McCarthy’s proposed work requirement exemptions are also misleading. We know from experience that exemptions from safety net program work requirements are extremely difficult to obtain. In addition to the issues that I addressed above, people who are pregnant, have disabilities, or have caregiving responsibilities may struggle to prove that they qualify for exemptions. Beneficiaries also often experience significant power differentials with program caseworkers, who have a great deal of discretion in whether to grant work requirement exemptions, and often arbitrarily refuse them. For example, in a 2022 study, caseworkers screened few women for IPV, a TANF work requirement exemption, and did not consider the exemption for them. When applicants revealed their IPV experiences, caseworkers still often refused waivers that they should have granted. These same power dynamics would severely restrict Medicaid beneficiaries’ ability to obtain McCarthy’s proposed pregnancy-related, disability-related, caregiving, and other exemptions. Many people will fall through the cracks and lose their Medicaid coverage. Given the current political landscape in the U.S., some states may even attempt to leverage pregnancy-related exemption data to further their abortion-related surveillance and criminalization efforts, in violation of federal law.

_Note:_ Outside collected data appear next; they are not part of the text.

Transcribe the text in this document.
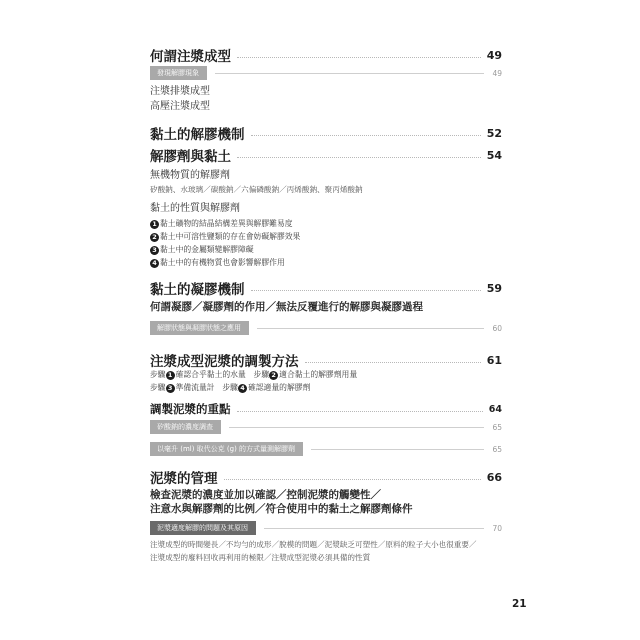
何謂注漿成型	49
發現解膠現象	49
注漿排漿成型
高壓注漿成型
黏土的解膠機制	52
解膠劑與黏土	54
無機物質的解膠劑
矽酸鈉、水玻璃／碳酸鈉／六偏磷酸鈉／丙烯酸鈉、聚丙烯酸鈉
黏土的性質與解膠劑
1 黏土礦物的結晶結構差異與解膠難易度
2 黏土中可溶性鹽類的存在會妨礙解膠效果
3 黏土中的金屬類變解膠障礙
4 黏土中的有機物質也會影響解膠作用
黏土的凝膠機制	59
何謂凝膠／凝膠劑的作用／無法反覆進行的解膠與凝膠過程
解膠狀態與凝膠狀態之應用	60
注漿成型泥漿的調製方法	61
步驟 1 確認合乎黏土的水量　步驟 2 適合黏土的解膠劑用量
步驟 3 準備流量計　步驟 4 確認適量的解膠劑
調製泥漿的重點	64
矽酸鈉的濃度調查	65
以毫升 (ml) 取代公克 (g) 的方式量測解膠劑	65
泥漿的管理	66
檢查泥漿的濃度並加以確認／控制泥漿的觸變性／
注意水與解膠劑的比例／符合使用中的黏土之解膠劑條件
泥漿適度解膠的問題及其原因	70
注漿成型的時間變長／不均勻的成形／脫模的問題／泥漿缺乏可塑性／原料的粒子大小也很重要／
注漿成型的廢料回收再利用的極限／注漿成型泥漿必須具備的性質
21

Medicaid work requirement proposals have long been a cornerstone in Republican campaigns to end access to affordable health coverage, a basic human right, for those they deem unworthy. In this moment, they will only serve to further gut access to reproductive and sexual health care for people with low incomes, and especially parents, Black, Latine, and other people of color, and people with disabilities. Protecting Medicaid is a sexual and reproductive health and justice imperative. We cannot afford to lose.
* Of note, women are not the only people who need sexual and reproductive health care. More inclusive data collection and analysis are needed to help us better understand how Medicaid helps people across gender identities, and particularly transgender, intersex, and nonbinary people, access reproductive and sexual health care.